Christian singer Trip Marlowe has found worldwide success, but the dynamic rock star retains his strict morality and faith. Temptation comes in the form of a mysterious blond waif and IZE, a new drug more addictive than crack and heroin . . .

The two men will find themselves on a bizarre collision course as a dark and powerful force seeks to shape what's left of humanity's consciousness.

CURATOR'S NOTE

•This is Elizabeth's third appearance in the current series of weird fiction StoryBundles, with good reason. Her work epitomizes the modern weird genre, reinventing its tropes and altering its essence for contemporary readers. She is a true craftsman, not only of weird fiction, but writing in general. Glimmering is yet another example of the excellence she brings to all her work, this time exploring the apocalyptic side of Weird. By the time you finish this book, you will be stunned at Elizabeth's staggering talent…and utterly caught up in the twisty, shocking story of two men seeking deliverance amid the challenges of the end of the world. The characters are as captivating as the surprising narrative and layers of emotional resonance, all of it memorable in the way that the best weird fiction—the best fiction, period—always is. – Robert Jeschonek

 

REVIEWS

  • "A brutal vision of Apocalypse . . . Hand's powerful vision of these days of wrath is not so much a protracted self-pitying whisper as a Nietzschean insistence on salvation through creative evolution."

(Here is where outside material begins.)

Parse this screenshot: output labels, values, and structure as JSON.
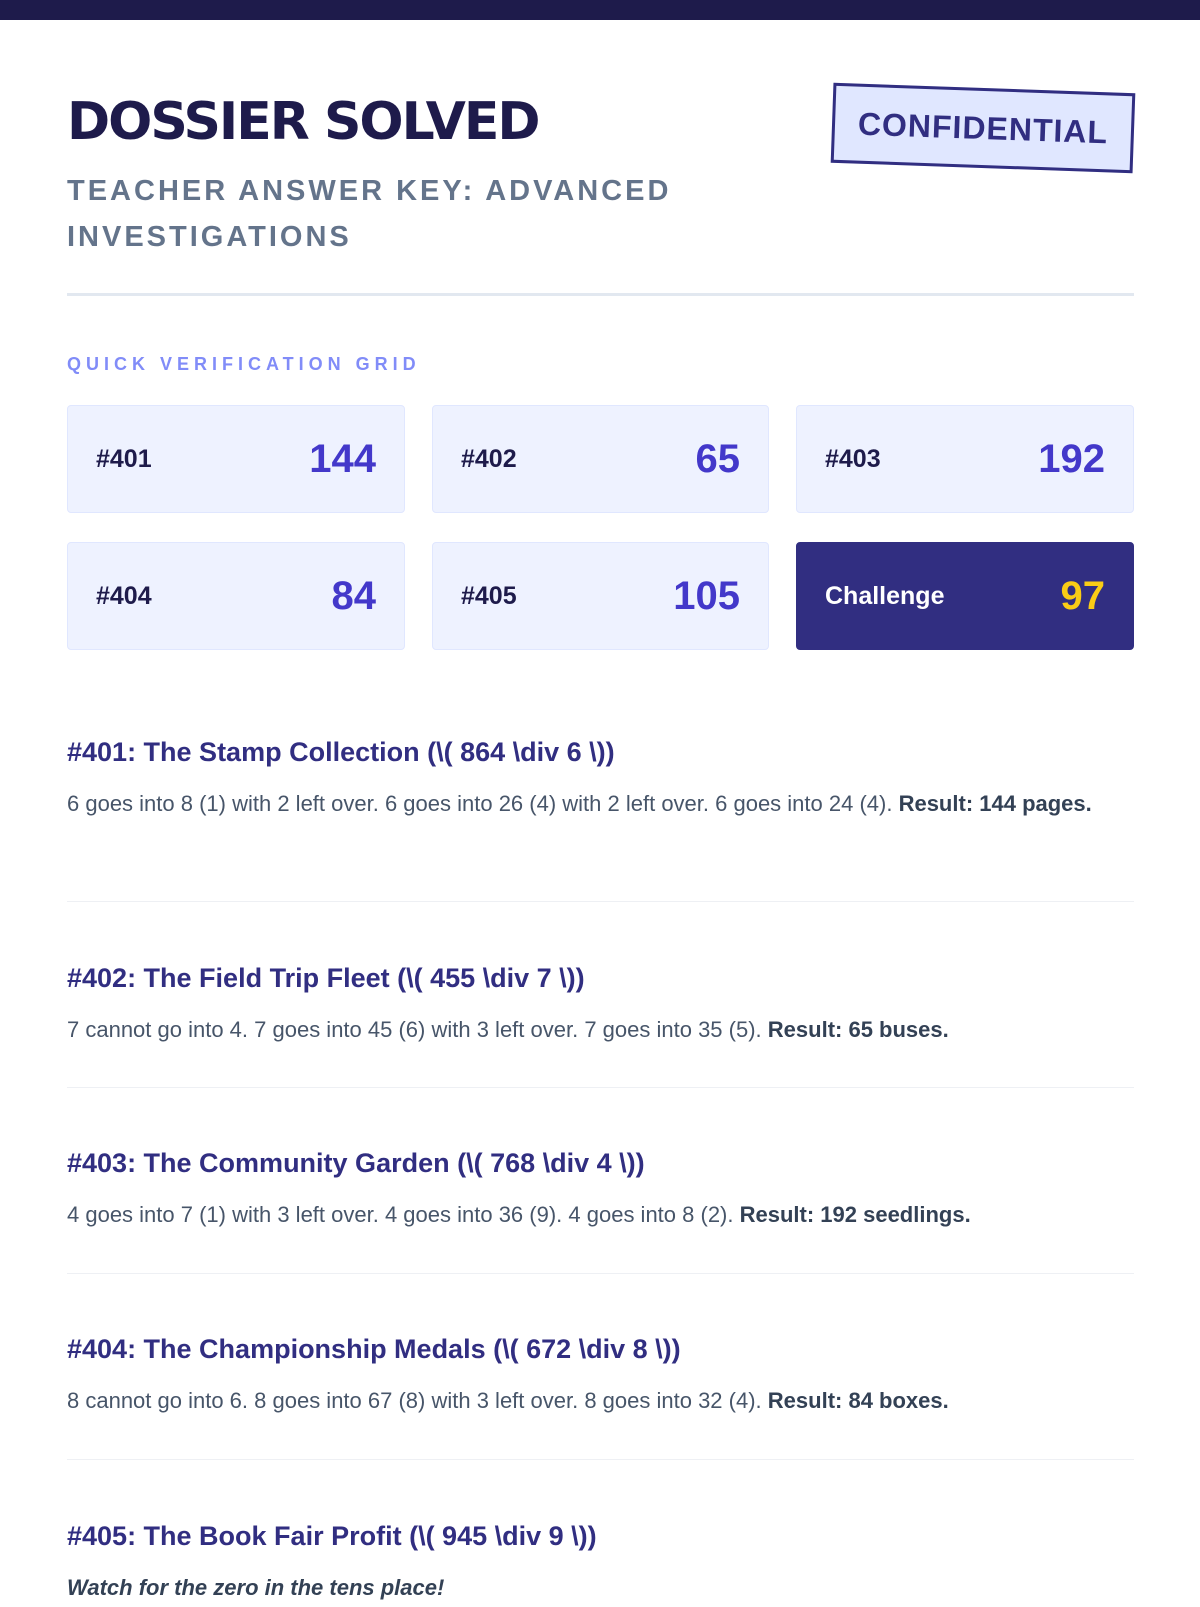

    – Publishers Weekly, starred review
  • "[A] wild, psychedelic, thoughtful thriller . . . Another dynamite read!"

    – The Des Moines Register
  • "If Stephen King set out to rewrite The Waste Land as a novel, the result might resemble Glimmering."

    – The Washington Post
 

BOOK PREVIEW

Excerpt

"Afterward he would think, We should have known it was coming. Should have seen it in the fiery darkness above the Palisades, or traced it in the flaming contrails left by disintegrating jets as they plunged into that watery cleft between the Battery and Liberty Island. Fingerprints upon a windowpane, etched in August ice; crocuses blooming in December, then November; peepers waking in the February mud to sing, too early by far, to sing again next spring, and then never to wake again.

We should have known, I should have known, he thought, a hole in the sky, the fabric of the world rent, and we the living should have known what would stream through that shimmering gap, we should have remembered before they returned to remind us: we the dying at the end of the world should never have forgotten the dead."